If applied to a FANCONE, this function returns a CELL whose domain is the conversion the domain of C to a PCOMPLEX. See FAN[convert/PCOMPLEX].

convert/affine
```convert(C::FANCONE, affine, v::vec)::CELL
```

If applied to a FANCONE, this function returns a CELL whose domain is the conversion the domain of C to a PCOMPLEX representing the same fan in affine space (and, if v is given, with origin translated to v). See FAN[convert/affine].

domain
```domain(C::FANCONE)::FAN
```

The domain of C. This is the fan to which it belongs.

maximum
```maximum(C1::FANCONE, ...)::{FANCONE, 'FAIL'}
```

The maximum of the given arguments, i.e., the smallest fancone containing them all.
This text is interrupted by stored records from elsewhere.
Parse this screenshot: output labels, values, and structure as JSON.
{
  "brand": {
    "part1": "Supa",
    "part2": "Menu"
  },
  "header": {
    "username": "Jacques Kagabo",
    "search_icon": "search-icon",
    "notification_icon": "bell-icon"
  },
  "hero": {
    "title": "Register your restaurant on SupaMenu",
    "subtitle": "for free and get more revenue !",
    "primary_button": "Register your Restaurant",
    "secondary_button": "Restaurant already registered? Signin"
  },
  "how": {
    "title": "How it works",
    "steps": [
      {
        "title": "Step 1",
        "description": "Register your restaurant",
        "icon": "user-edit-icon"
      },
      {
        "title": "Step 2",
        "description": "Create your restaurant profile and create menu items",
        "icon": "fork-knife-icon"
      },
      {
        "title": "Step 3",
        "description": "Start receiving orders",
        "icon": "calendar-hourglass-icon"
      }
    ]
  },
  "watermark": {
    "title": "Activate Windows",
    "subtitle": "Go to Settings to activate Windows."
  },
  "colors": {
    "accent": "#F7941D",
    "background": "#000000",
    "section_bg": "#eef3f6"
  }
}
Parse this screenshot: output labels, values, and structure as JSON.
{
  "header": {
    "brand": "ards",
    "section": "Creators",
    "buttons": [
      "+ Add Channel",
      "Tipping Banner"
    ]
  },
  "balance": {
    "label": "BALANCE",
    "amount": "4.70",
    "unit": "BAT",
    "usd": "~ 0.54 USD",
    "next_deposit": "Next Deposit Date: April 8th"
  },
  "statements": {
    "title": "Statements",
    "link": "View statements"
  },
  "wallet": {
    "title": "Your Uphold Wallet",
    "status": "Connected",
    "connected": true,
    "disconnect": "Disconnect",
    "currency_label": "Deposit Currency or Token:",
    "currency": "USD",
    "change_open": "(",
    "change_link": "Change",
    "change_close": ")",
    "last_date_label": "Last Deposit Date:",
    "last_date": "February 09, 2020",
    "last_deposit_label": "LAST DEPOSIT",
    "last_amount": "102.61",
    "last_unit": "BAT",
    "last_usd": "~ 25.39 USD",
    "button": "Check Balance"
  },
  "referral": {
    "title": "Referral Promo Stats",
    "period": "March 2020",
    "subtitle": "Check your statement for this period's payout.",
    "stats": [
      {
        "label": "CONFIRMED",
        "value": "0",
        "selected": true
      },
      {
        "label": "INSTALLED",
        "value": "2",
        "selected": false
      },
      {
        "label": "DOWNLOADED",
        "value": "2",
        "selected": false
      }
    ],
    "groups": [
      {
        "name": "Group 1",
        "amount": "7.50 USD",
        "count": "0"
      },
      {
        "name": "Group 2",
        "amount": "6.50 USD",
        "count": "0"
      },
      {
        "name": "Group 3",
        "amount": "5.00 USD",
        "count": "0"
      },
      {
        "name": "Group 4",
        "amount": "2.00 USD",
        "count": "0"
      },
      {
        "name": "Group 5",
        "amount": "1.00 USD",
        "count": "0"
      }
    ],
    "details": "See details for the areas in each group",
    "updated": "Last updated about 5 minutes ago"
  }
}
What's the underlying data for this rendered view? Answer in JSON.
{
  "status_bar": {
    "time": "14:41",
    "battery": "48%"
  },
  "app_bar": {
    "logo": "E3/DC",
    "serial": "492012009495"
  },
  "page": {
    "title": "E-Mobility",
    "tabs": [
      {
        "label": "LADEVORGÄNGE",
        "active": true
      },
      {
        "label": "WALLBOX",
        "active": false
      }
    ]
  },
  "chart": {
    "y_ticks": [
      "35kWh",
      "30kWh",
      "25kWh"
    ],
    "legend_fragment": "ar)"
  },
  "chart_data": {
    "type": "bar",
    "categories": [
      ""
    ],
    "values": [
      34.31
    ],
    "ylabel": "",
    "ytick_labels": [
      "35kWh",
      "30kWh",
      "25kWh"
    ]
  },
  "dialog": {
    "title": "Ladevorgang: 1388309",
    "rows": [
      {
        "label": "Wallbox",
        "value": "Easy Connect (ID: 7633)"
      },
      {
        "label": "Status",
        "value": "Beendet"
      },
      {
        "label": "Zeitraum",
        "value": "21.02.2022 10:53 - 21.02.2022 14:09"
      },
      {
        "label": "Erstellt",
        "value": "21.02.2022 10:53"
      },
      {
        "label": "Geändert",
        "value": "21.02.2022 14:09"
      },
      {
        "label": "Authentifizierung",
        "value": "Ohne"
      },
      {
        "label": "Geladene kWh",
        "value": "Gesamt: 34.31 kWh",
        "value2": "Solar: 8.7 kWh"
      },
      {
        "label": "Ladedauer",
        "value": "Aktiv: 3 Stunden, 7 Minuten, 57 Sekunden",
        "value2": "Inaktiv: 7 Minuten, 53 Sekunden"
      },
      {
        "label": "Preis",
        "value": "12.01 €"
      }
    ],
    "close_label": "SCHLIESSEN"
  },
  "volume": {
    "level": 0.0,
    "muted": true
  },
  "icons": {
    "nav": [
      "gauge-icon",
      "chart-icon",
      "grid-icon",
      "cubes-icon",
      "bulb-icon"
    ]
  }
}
If no such cone exists, the functions returns FAIL. All arguments must have the same domain; at least one argument must be given.

minimum
```minimum(C1::FANCONE, ...)::FANCONE
```

The minimum of the given arguments, i.e., the largest fancone contained in all of them. All arguments must have the same domain; at least one argument must be given. Note that the minimum is just the intersection of the arguments (but with the additional domain information).

preimage
```preimage(C::FANCONE, A::{mat, rational, real_infinity})::FANCONE
```

The result is a FANCONE whose domain is the preimage of the domain of C. See CONE[preimage] and FAN[preimage].

transversalfan
```tranversalfan(C::FANCONE, A::name)::FAN
```

The fan "transversal" to C in domain(C). The optional argument A receives the mat associated with the projection onto the quotient lattice.

The name "transversal fan" was suggested by Gottfried Barthel. In W. Fulton, Introduction to Toric Varieties, Princeton 1993, it is called the "star", and in fact the elements of the transversal fan of C correspond bijectively to the elements of the star of C.